Lever de soleil au volcan Batur (Business, business Acte 3)


Il y a 30 000 ans une explosion d’une violence inouïe secoua Bali, propulsant des tonnes de cendres et de lave et donnant naissance à un volcan de 3000 m d’altitude. La poche de magma sous jacente s’étant vidée, le sommet de volcan s’effondra sur lui-même, creusant à sa place une caldeira, large marmite de 13 km de diamètre aux parois vertigineuses. Près de 10 000 ans plus tard, une nouvelle éruption donna naissance à un volcan secondaire, le Batur, tandis qu’à ses pieds la caldeira se remplissait d’eau.


Depuis sa naissance le Batur (1717 m) est entré plusieurs fois en éruption. La dernière remonte à 2000. Coulées de lave et éjections de cendres, de scories et de pierres ont façonné ses pentes, modelant d’autres cônes… qui augurent de d’autres colères…
Mais la vie est prospère au pied de ce géant coléreux. Lac poissonneux, cultures maraichères, villages aux maisons simples et quelconques, quelques hôtels pour les touristes venus admirer la caldeira et/ou monter au sommet.




Nous ne serons effectivement pas les seuls à nous lever à 4H du matin pour assister au lever du soleil en haut du mont Batur. Le parking est déjà plein quand notre 4X4 nous dépose au départ de la montée. Ce sont des dizaines de personnes accompagnées de guides qui gravissent la pente, frontales allumées. L’ascension est facile. Aguerris par nos derniers jours de marche, nous trouvons le rythme de notre guide (une femme) un peu lent mais nous rongeons notre frein. A moitié parcours notre guide s’arrête quelques minutes devant un petit autel où elle dépose une offrande et se recueille.
Nous arrivons sans difficulté et à temps au sommet du plus haut cratère et le plus ancien. Sous une tente, des balinais nous propose des boissons chaudes. Business is business.
Le soleil se lève et dans le lointain, au dessus d’une mer de nuages, se découpe le mont Rinjani (3726 m), notre prochaine ascension dans l’ile de Lombock. Sur notre droite, les sommets de l’Abang (2153 m) et de l’Agung (3014 m) se superposent, semblant n’en faire qu’un.
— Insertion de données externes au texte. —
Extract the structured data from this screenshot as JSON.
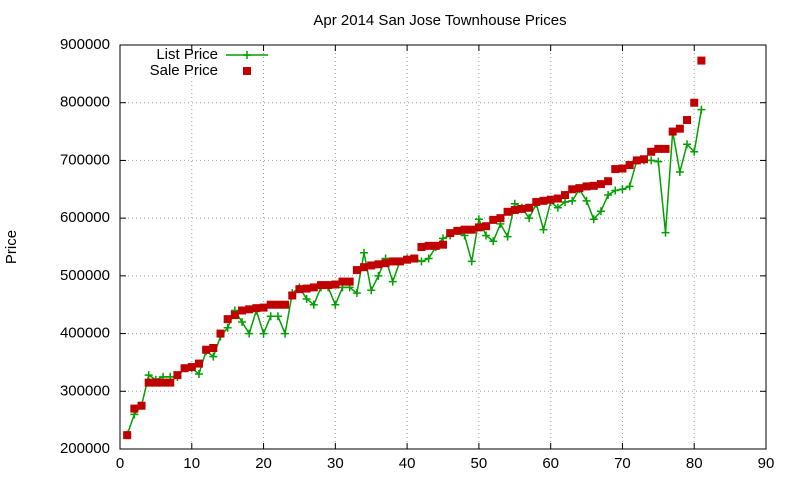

Les nuages se disloquent nous laissant voir toutes les fumerolles qui s’échappent des failles du mont Batur. Nous n’avons pas amené d’œufs. Dommage ! Nous aurions pu les faire cuire sur une bouche brulante de sortie de fumerolles.


Laissant la plupart des touristes au sommet, nous entreprenons le tour des différents cratères. Une marche facile sans grande difficulté dans un très beau paysage volcanique. Nous admirons les dernières coulées de lave encore dénudées de couleur ocre. Sur les coulées plus anciennes, la végétation reprend peu à peu ses droits.






L’ascension du mont Batur marque notre dernière journée sur l’ile de Bali.